By Ilana DeBare
You’d never guess it from the box-office-blockbuster Skyfall, but…
James Bond was a birder.
No, not the Daniel Craig, Pierce Brosnan, Sean Connery secret agent Bond. But the James Bond who was an eminent American ornithologist, an expert in Caribbean birds who wrote the definitive Birds of the West Indies field guide.
In fact, Ian Fleming named his secret-agent-Bond after the birder.

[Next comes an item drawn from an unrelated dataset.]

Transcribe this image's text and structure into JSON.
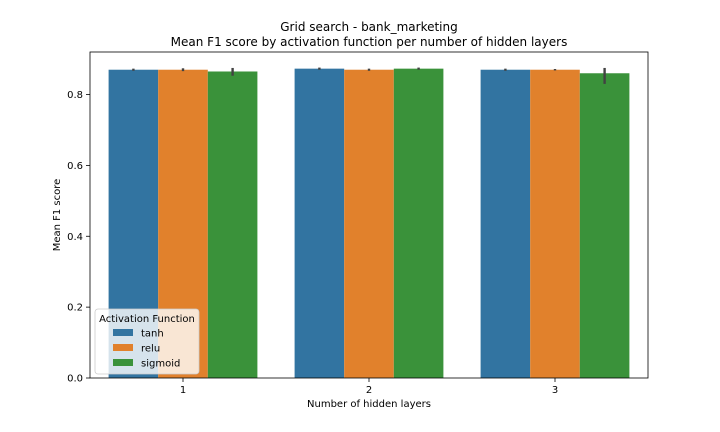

Ian Fleming, who was a keen bird watcher living in Jamaica, was familiar with Bond’s book, and chose the name of its author for the hero of Casino Royale in 1953, apparently because he wanted a name that sounded ‘as ordinary as possible’. Fleming wrote to the real Bond’s wife, “It struck me that this brief, unromantic, Anglo-Saxon and yet very masculine name was just what I needed, and so a second James Bond was born.”
Fleming initially used Bond’s name without permission, according to a 2008 article by Katherine Tweed in Audubon magazine. Apparently Bond didn’t notice until several years had passed — at which point his wife wrote a furious letter to Fleming. The novelist apologized and said he viewed Bond’s field guide as “one of my bibles.” He later invited the Bonds to stay at his Jamaican estate.

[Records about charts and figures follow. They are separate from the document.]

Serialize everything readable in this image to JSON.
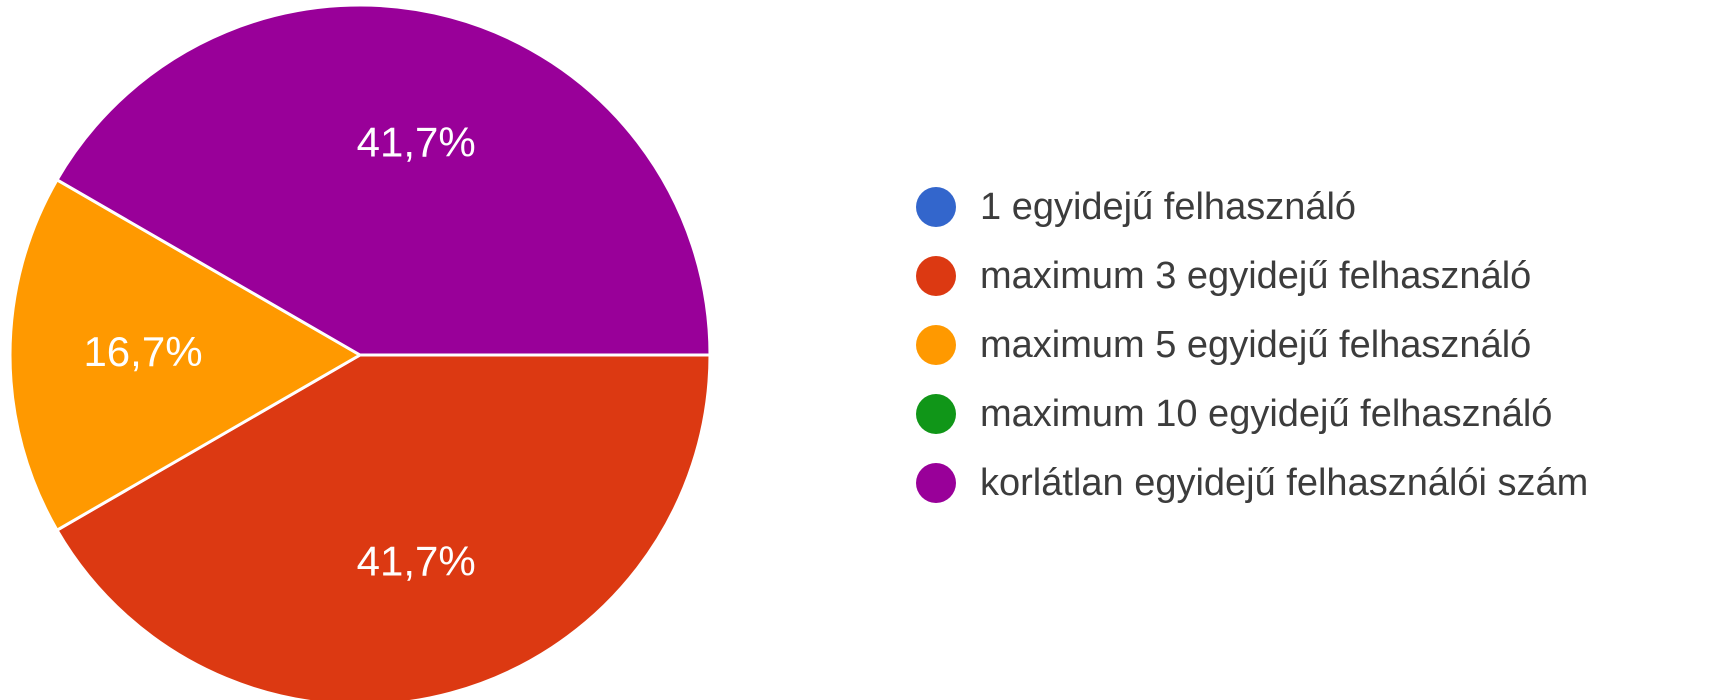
{
  "chart_data": {
    "type": "pie",
    "title": "",
    "slices": [
      {
        "label": "1 egyidejű felhasználó",
        "value": 0,
        "display": "",
        "color": "#3366cc"
      },
      {
        "label": "maximum 3 egyidejű felhasználó",
        "value": 41.7,
        "display": "41,7%",
        "color": "#dc3912"
      },
      {
        "label": "maximum 5 egyidejű felhasználó",
        "value": 16.7,
        "display": "16,7%",
        "color": "#ff9900"
      },
      {
        "label": "maximum 10 egyidejű felhasználó",
        "value": 0,
        "display": "",
        "color": "#109618"
      },
      {
        "label": "korlátlan egyidejű felhasználói szám",
        "value": 41.7,
        "display": "41,7%",
        "color": "#990099"
      }
    ],
    "legend_position": "right"
  }
}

The real Bond was born in Philadelphia in 1900. His interest in natural history grew out of a trip taken by his father to the Amazon in 1911. Later he studied at Cambridge University, worked briefly as a banker, and then joined the staff of Philadelphia’s Academy of Natural Sciences, eventually becoming its curator of birds.
Since Bond first published his Birds of the West Indies in 1936, it has been reissued several times, including as a Peterson Guide. Bond died in Philadelphia in 1989.
Wikipedia notes that, “In his novel Dr. No, Fleming referenced Bond’s work by basing a large Ornithological Sanctuary on Dr. No’s island in the Bahamas.”
In the 2002 Bond film Die Another Day, the Pierce-Brosnan-Bond is seen examining Birds of the West Indies in an early scene that takes place in Cuba.
Later in that film, Brosnan introduces himself to the Halle Berry character as an ornithologist. It was, of course, a false identity.
But not quite as false as most movie viewers assumed.